Setelah itu, ia melanjutkan studinya di Smith College dan belajar bahasa Inggris dengan beberapa dosen yang sangat luar biasa, sembari membaca karya-karya klasik dan terus membuat tulisan kreatifnya sendiri. Dari sekolah tinggi itu, ia lulus dengan pujian dan pindah ke sebuah apartemen Greenwich Village di New York dan bekerja di sebuah teater. Bayaran dari Equity Union (serikat aktor, manajer panggung, dan pekerja seni peran, Red.) dan jadwal yang fleksibel memberinya waktu untuk menulis. Ia menerbitkan dua novel pertamanya yang berjudul "A Small Rain" dan "Ilsa" pada tahun-tahun tersebut, sebelum bertemu Hugh Franklin, calon suaminya, ketika Madeleine menjadi pemain pengganti dalam drama "The Cherry Orchard" karya Anton Chekov, dan kemudian mereka menikah ketika "The Joyous Season" dipentaskan.
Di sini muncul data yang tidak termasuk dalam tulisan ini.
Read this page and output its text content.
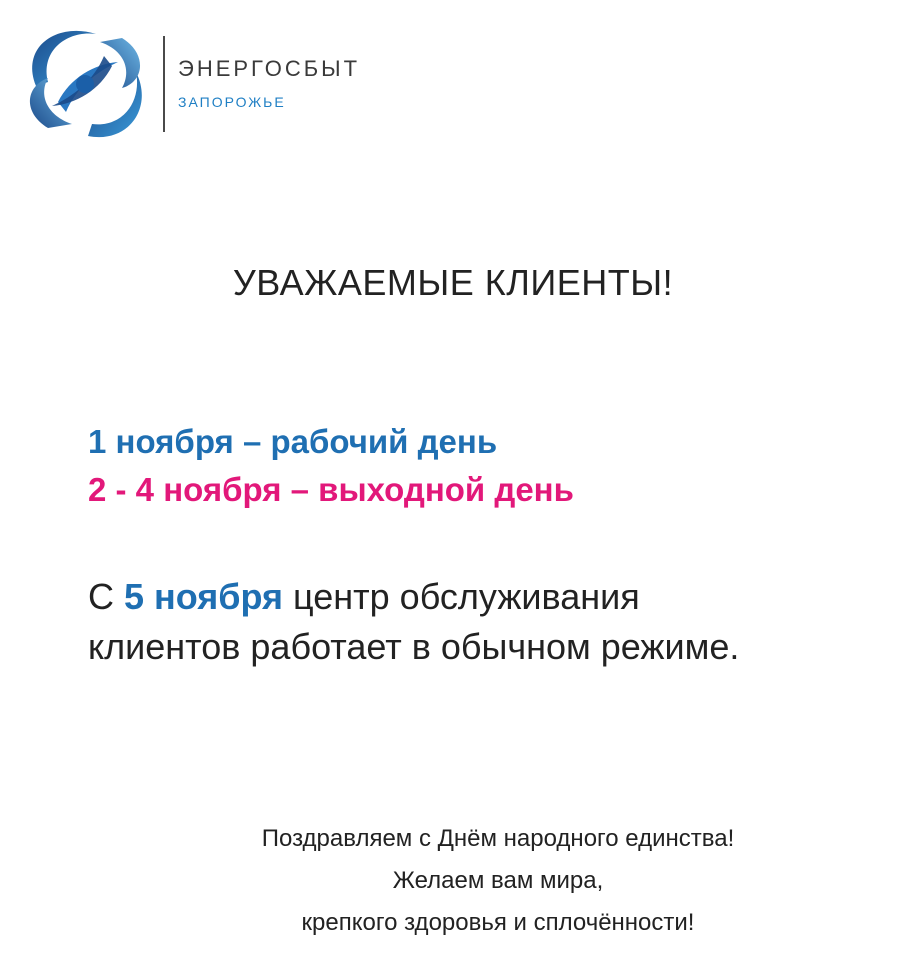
ЭНЕРГОСБЫТ
ЗАПОРОЖЬЕ
УВАЖАЕМЫЕ КЛИЕНТЫ!
1 ноября – рабочий день
2 - 4 ноября – выходной день
С 5 ноября центр обслуживания
клиентов работает в обычном режиме.
Поздравляем с Днём народного единства!
Желаем вам мира,
крепкого здоровья и сплочённости!
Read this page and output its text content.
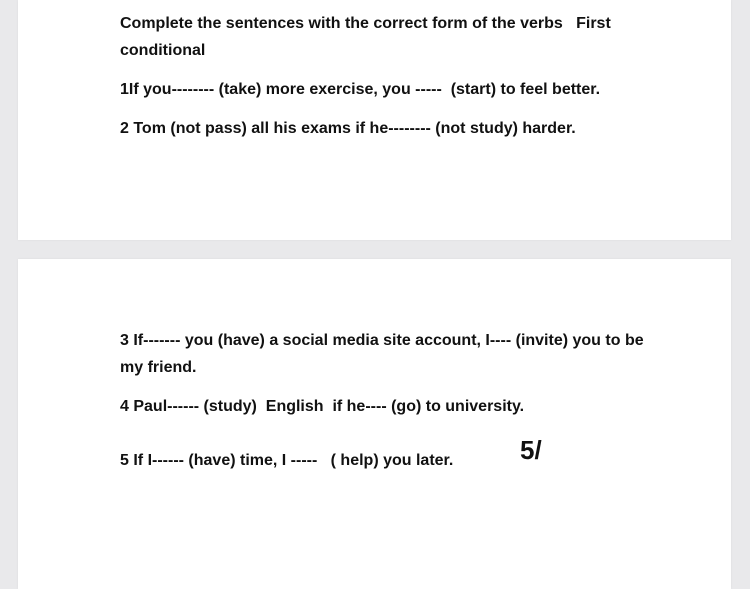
Complete the sentences with the correct form of the verbs   First
conditional
1If you-------- (take) more exercise, you -----  (start) to feel better.
2 Tom (not pass) all his exams if he-------- (not study) harder.
3 If------- you (have) a social media site account, I---- (invite) you to be
my friend.
4 Paul------ (study)  English  if he---- (go) to university.
5 If I------ (have) time, I -----   ( help) you later.	5/
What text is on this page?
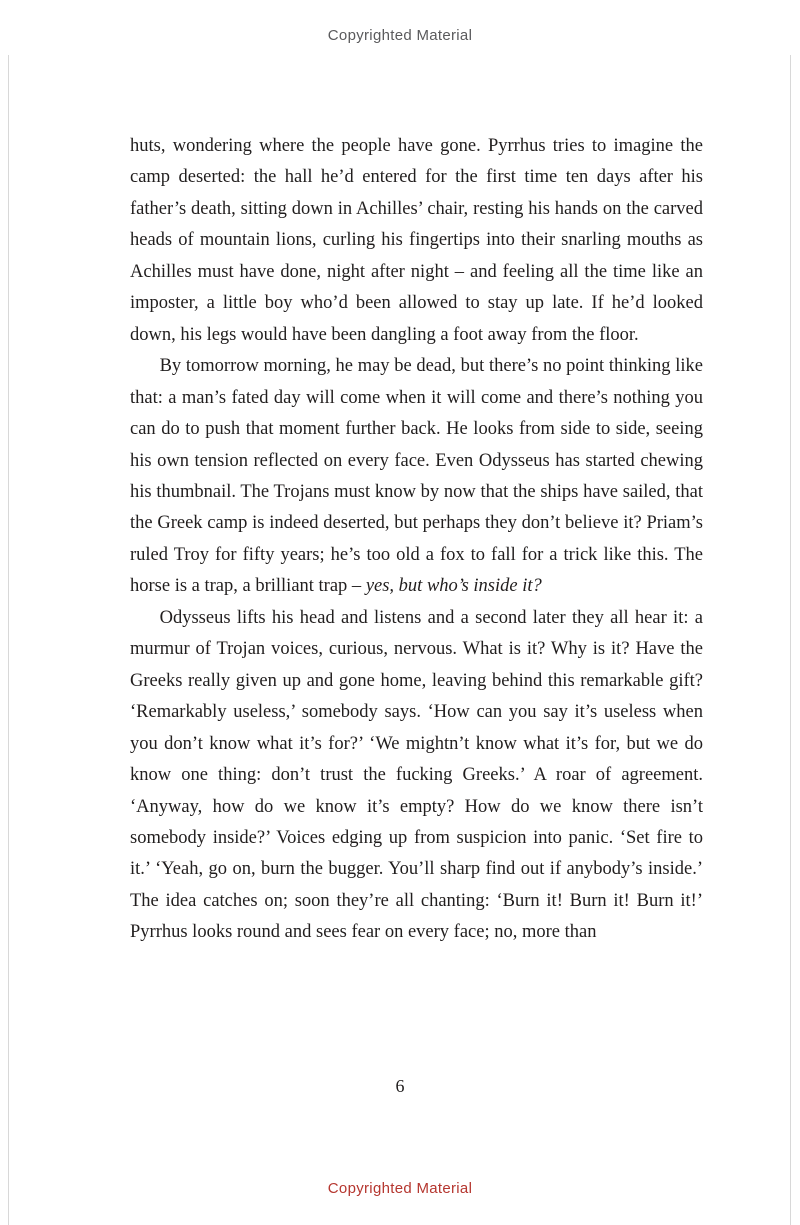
Copyrighted Material

huts, wondering where the people have gone. Pyrrhus tries to imagine the camp deserted: the hall he’d entered for the first time ten days after his father’s death, sitting down in Achilles’ chair, resting his hands on the carved heads of mountain lions, curling his fingertips into their snarling mouths as Achilles must have done, night after night – and feeling all the time like an imposter, a little boy who’d been allowed to stay up late. If he’d looked down, his legs would have been dangling a foot away from the floor.

By tomorrow morning, he may be dead, but there’s no point thinking like that: a man’s fated day will come when it will come and there’s nothing you can do to push that moment further back. He looks from side to side, seeing his own tension reflected on every face. Even Odysseus has started chewing his thumbnail. The Trojans must know by now that the ships have sailed, that the Greek camp is indeed deserted, but perhaps they don’t believe it? Priam’s ruled Troy for fifty years; he’s too old a fox to fall for a trick like this. The horse is a trap, a brilliant trap – yes, but who’s inside it?

Odysseus lifts his head and listens and a second later they all hear it: a murmur of Trojan voices, curious, nervous. What is it? Why is it? Have the Greeks really given up and gone home, leaving behind this remarkable gift? ‘Remarkably useless,’ somebody says. ‘How can you say it’s useless when you don’t know what it’s for?’ ‘We mightn’t know what it’s for, but we do know one thing: don’t trust the fucking Greeks.’ A roar of agreement. ‘Anyway, how do we know it’s empty? How do we know there isn’t somebody inside?’ Voices edging up from suspicion into panic. ‘Set fire to it.’ ‘Yeah, go on, burn the bugger. You’ll sharp find out if anybody’s inside.’ The idea catches on; soon they’re all chanting: ‘Burn it! Burn it! Burn it!’ Pyrrhus looks round and sees fear on every face; no, more than

6
Copyrighted Material
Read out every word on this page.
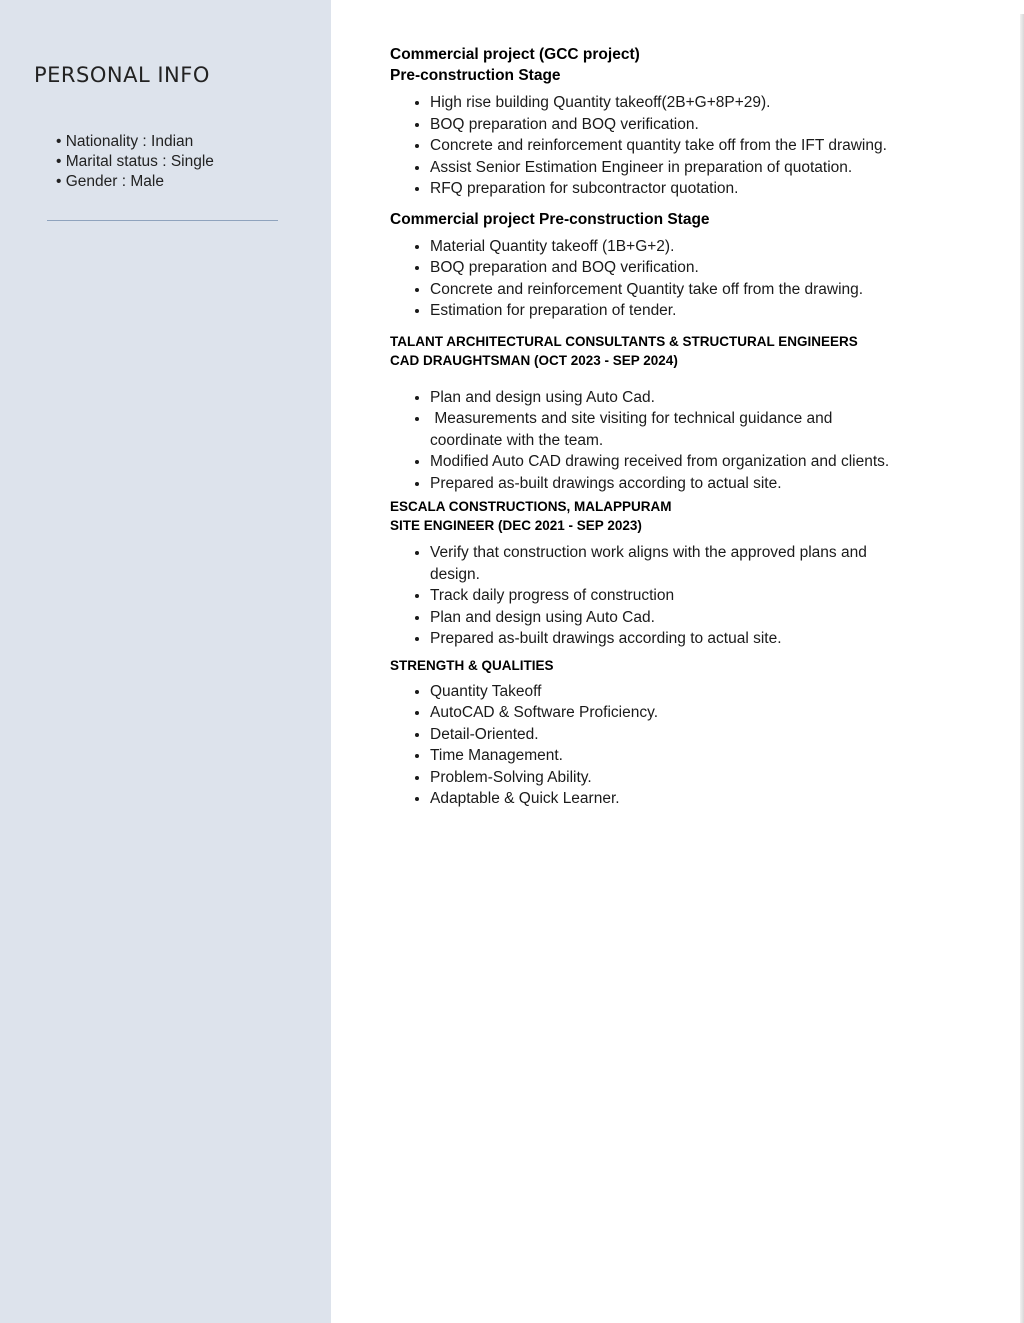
PERSONAL INFO
• Nationality : Indian
• Marital status : Single
• Gender : Male

Commercial project (GCC project)

Pre-construction Stage

• High rise building Quantity takeoff(2B+G+8P+29).
• BOQ preparation and BOQ verification.
• Concrete and reinforcement quantity take off from the IFT drawing.
• Assist Senior Estimation Engineer in preparation of quotation.
• RFQ preparation for subcontractor quotation.

Commercial project Pre-construction Stage

• Material Quantity takeoff (1B+G+2).
• BOQ preparation and BOQ verification.
• Concrete and reinforcement Quantity take off from the drawing.
• Estimation for preparation of tender.

TALANT ARCHITECTURAL CONSULTANTS & STRUCTURAL ENGINEERS

CAD DRAUGHTSMAN (OCT 2023 - SEP 2024)

• Plan and design using Auto Cad.
•  Measurements and site visiting for technical guidance and coordinate with the team.
• Modified Auto CAD drawing received from organization and clients.
• Prepared as-built drawings according to actual site.

ESCALA CONSTRUCTIONS, MALAPPURAM

SITE ENGINEER (DEC 2021 - SEP 2023)

• Verify that construction work aligns with the approved plans and design.
• Track daily progress of construction
• Plan and design using Auto Cad.
• Prepared as-built drawings according to actual site.

STRENGTH & QUALITIES

• Quantity Takeoff
• AutoCAD & Software Proficiency.
• Detail-Oriented.
• Time Management.
• Problem-Solving Ability.
• Adaptable & Quick Learner.
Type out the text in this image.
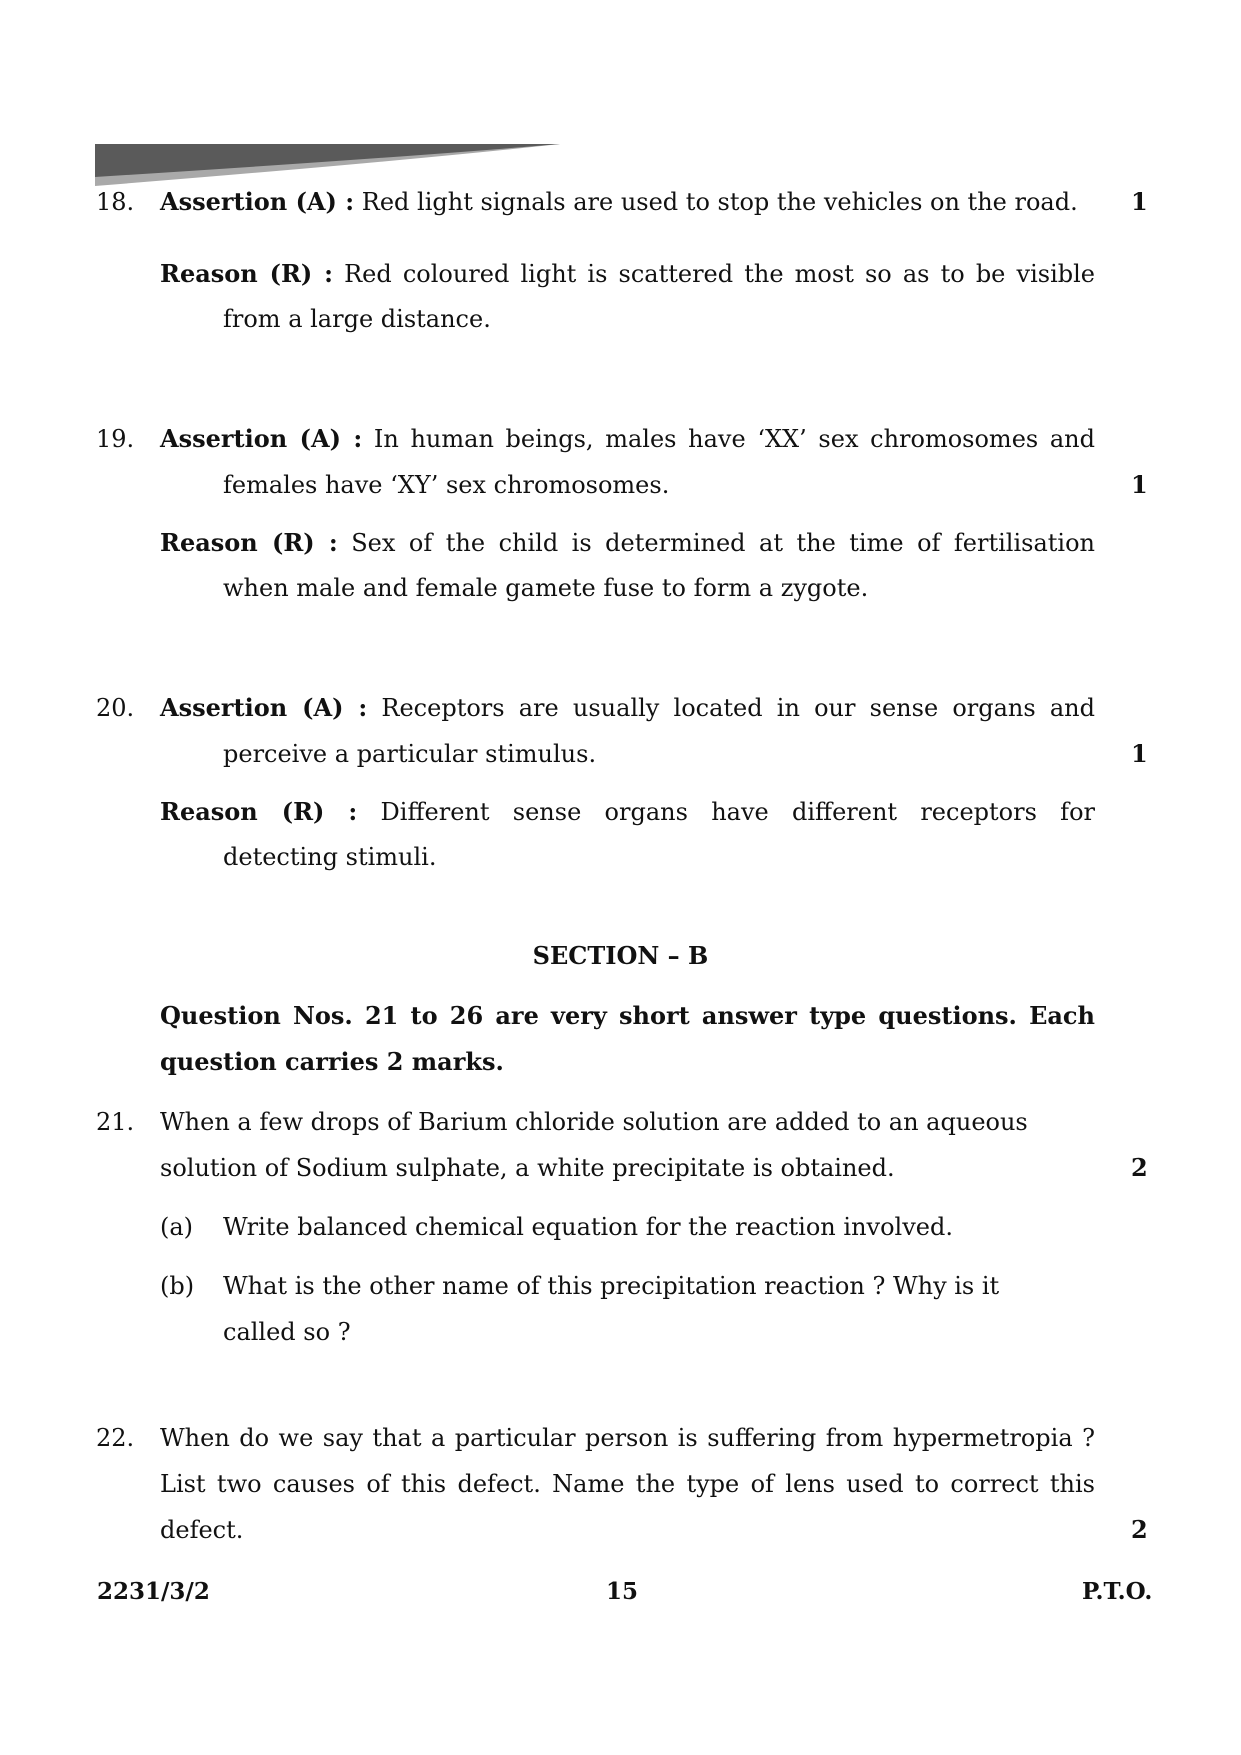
18. Assertion (A) : Red light signals are used to stop the vehicles on the road. 1
Reason (R) : Red coloured light is scattered the most so as to be visible
from a large distance.
19. Assertion (A) : In human beings, males have ‘XX’ sex chromosomes and
females have ‘XY’ sex chromosomes.	1
Reason (R) : Sex of the child is determined at the time of fertilisation
when male and female gamete fuse to form a zygote.
20. Assertion (A) : Receptors are usually located in our sense organs and
perceive a particular stimulus.	1
Reason (R) : Different sense organs have different receptors for
detecting stimuli.
SECTION – B
Question Nos. 21 to 26 are very short answer type questions. Each
question carries 2 marks.
21. When a few drops of Barium chloride solution are added to an aqueous
solution of Sodium sulphate, a white precipitate is obtained.	2
(a) Write balanced chemical equation for the reaction involved.
(b) What is the other name of this precipitation reaction ? Why is it
called so ?
22. When do we say that a particular person is suffering from hypermetropia ?
List two causes of this defect. Name the type of lens used to correct this
defect.	2
2231/3/2	15	P.T.O.
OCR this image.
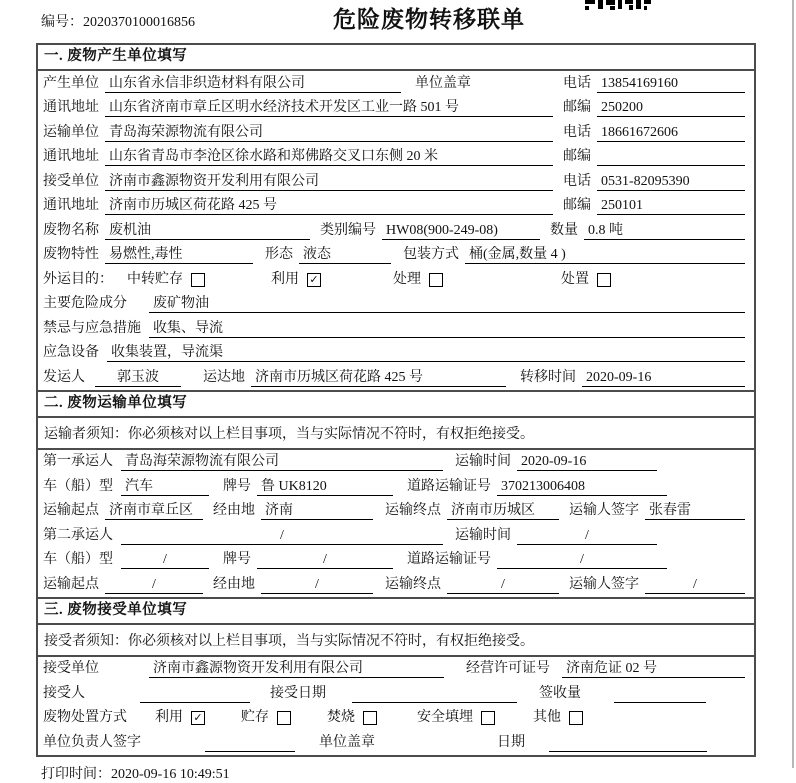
编号：2020370100016856	危险废物转移联单
一. 废物产生单位填写
产生单位 山东省永信非织造材料有限公司	单位盖章	电话 13854169160
通讯地址 山东省济南市章丘区明水经济技术开发区工业一路 501 号	邮编 250200
运输单位 青岛海荣源物流有限公司	电话 18661672606
通讯地址 山东省青岛市李沧区徐水路和郑佛路交叉口东侧 20 米	邮编
接受单位 济南市鑫源物资开发利用有限公司	电话 0531-82095390
通讯地址 济南市历城区荷花路 425 号	邮编 250101
废物名称 废机油	类别编号 HW08(900-249-08)	数量 0.8 吨
废物特性 易燃性,毒性	形态 液态	包装方式 桶(金属,数量 4 )
外运目的： 中转贮存	利用 ✓	处理	处置
主要危险成分 废矿物油
禁忌与应急措施 收集、导流
应急设备 收集装置，导流渠
发运人	郭玉波	运达地 济南市历城区荷花路 425 号	转移时间 2020-09-16
二. 废物运输单位填写
运输者须知：你必须核对以上栏目事项，当与实际情况不符时，有权拒绝接受。
第一承运人 青岛海荣源物流有限公司	运输时间 2020-09-16
车（船）型 汽车	牌号 鲁 UK8120	道路运输证号 370213006408
运输起点 济南市章丘区	经由地 济南	运输终点 济南市历城区	运输人签字 张春雷
第二承运人	/	运输时间	/
车（船）型	/	牌号	/	道路运输证号	/
运输起点	/	经由地	/	运输终点	/	运输人签字	/
三. 废物接受单位填写
接受者须知：你必须核对以上栏目事项，当与实际情况不符时，有权拒绝接受。
接受单位	济南市鑫源物资开发利用有限公司	经营许可证号 济南危证 02 号
接受人	接受日期	签收量
废物处置方式 利用 ✓	贮存	焚烧	安全填埋	其他
单位负责人签字	单位盖章	日期
打印时间：2020-09-16 10:49:51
Dari pernikahannya itu, ia melahirkan seorang bayi perempuan dan akhirnya pindah ke Connecticut untuk mengurus keluarganya sambil terus menulis. Mereka membeli sebuah toko yang terbengkalai, dan membuatnya aktif kembali selama 9 tahun. Mereka kembali ke kota dengan tiga orang anak, dan Hugh menggiatkan kembali karier akting profesionalnya.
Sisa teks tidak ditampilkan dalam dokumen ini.